Una Oportunidad para Transformar la República Dominicana

Una Oportunidad para Transformar la República Dominicana

Durante años, ningún gobierno ha tenido el coraje de enfrentar los desórdenes institucionales que se han normalizado en la vida de los dominicanos.

No solo se trata de problemas históricos, sino que constantemente surgen nuevos que también se aceptan como parte de la cotidianidad.

Hemos permitido que muchas distorsiones se conviertan en modos de vida y mecanismos de presión.

Cuando el problema se vuelve inmanejable, se recurre al argumento de dejar las cosas como están. Aquí algunos ejemplos.

El caos en el tránsito empeora diariamente debido a medidas temporales y la falta de aplicación estricta de la Ley 63-17. Lo mismo ocurre con la ocupación ilegal de espacios públicos.
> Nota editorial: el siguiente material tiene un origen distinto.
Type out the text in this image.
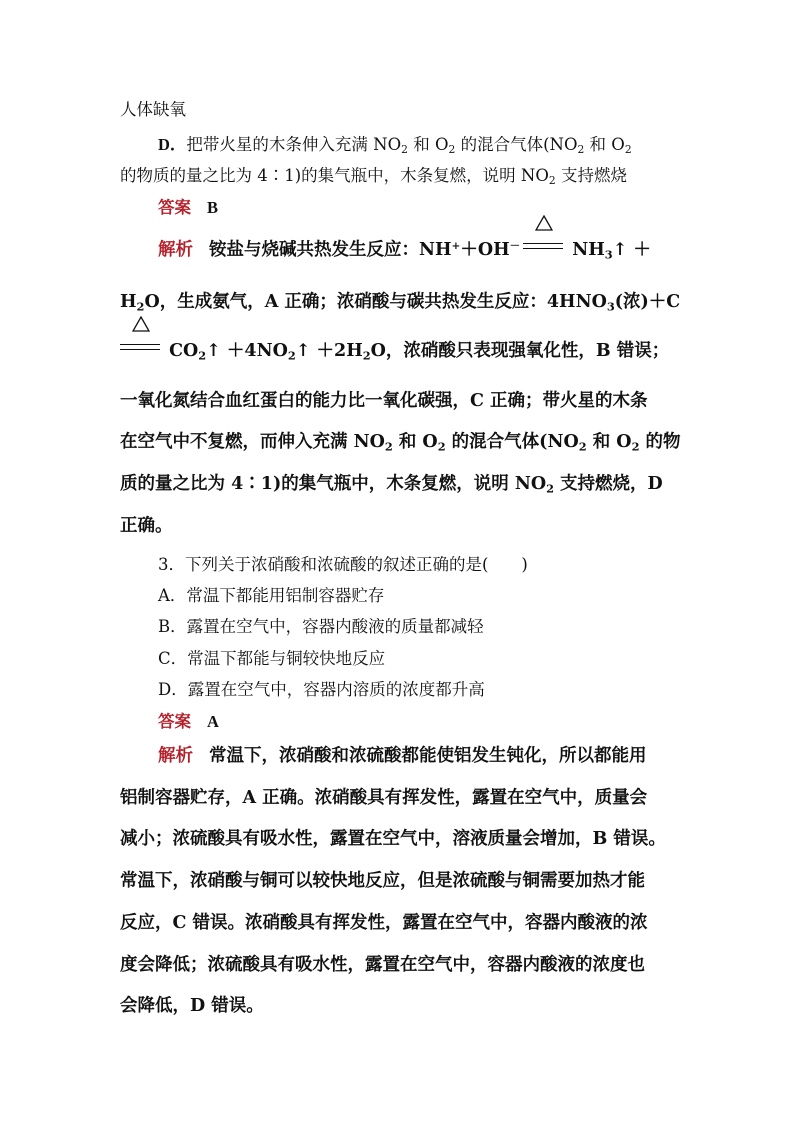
人体缺氧
D．把带火星的木条伸入充满 $NO_2$ 和 $O_2$ 的混合气体($NO_2$ 和 $O_2$
的物质的量之比为 4∶1)的集气瓶中，木条复燃，说明 $NO_2$ 支持燃烧
答案 B
解析 铵盐与烧碱共热发生反应：NH+＋OH－	$NH_3↑$ ＋
$H_2O$，生成氨气，A 正确；浓硝酸与碳共热发生反应：$4HNO_3$(浓)＋C
$CO_2↑$ $+4NO_2↑ +2H_2O$，浓硝酸只表现强氧化性，B 错误；
一氧化氮结合血红蛋白的能力比一氧化碳强，C 正确；带火星的木条
在空气中不复燃，而伸入充满 $NO_2$ 和 $O_2$ 的混合气体($NO_2$ 和 $O_2$ 的物
质的量之比为 4∶1)的集气瓶中，木条复燃，说明 $NO_2$ 支持燃烧，D
正确。
3．下列关于浓硝酸和浓硫酸的叙述正确的是(　　)
A．常温下都能用铝制容器贮存
B．露置在空气中，容器内酸液的质量都减轻
C．常温下都能与铜较快地反应
D．露置在空气中，容器内溶质的浓度都升高
答案 A
解析 常温下，浓硝酸和浓硫酸都能使铝发生钝化，所以都能用
铝制容器贮存，A 正确。浓硝酸具有挥发性，露置在空气中，质量会
减小；浓硫酸具有吸水性，露置在空气中，溶液质量会增加，B 错误。
常温下，浓硝酸与铜可以较快地反应，但是浓硫酸与铜需要加热才能
反应，C 错误。浓硝酸具有挥发性，露置在空气中，容器内酸液的浓
度会降低；浓硫酸具有吸水性，露置在空气中，容器内酸液的浓度也
会降低，D 错误。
Cualquiera puede apropiarse de una acera, instalarse en una vía pública, construir en la margen de un río o establecer una parada de vehículos sin consecuencias.

Incluso, aquellos con poder político o económico pueden adueñarse de partes de playas o ríos sin temor a repercusiones.

La lista de anormalidades que se han vuelto normales es extensa.

El problema radica en el costo político. Durante años, la clase política ha explotado el desorden, la pobreza y la presión de ciertos grupos.

Se ha aceptado que ciertas prácticas deben tolerarse porque quienes las realizan son padres de familia, como si su condición justificara su comportamiento.

En el caso del presidente Luis Abinader, se presenta una oportunidad para corregir algunas de estas distorsiones. Le quedan dos años de mandato y no buscará la reelección.

Este tiempo debería utilizarse para diseñar y ejecutar un plan de organización nacional. Lo que requiera nuevas leyes debe pasar por el Congreso; lo que pueda resolverse administrativamente debería comenzar de inmediato.

¿Por qué el presidente Abinader? Porque, en teoría, no estaría condicionado por cálculos electorales.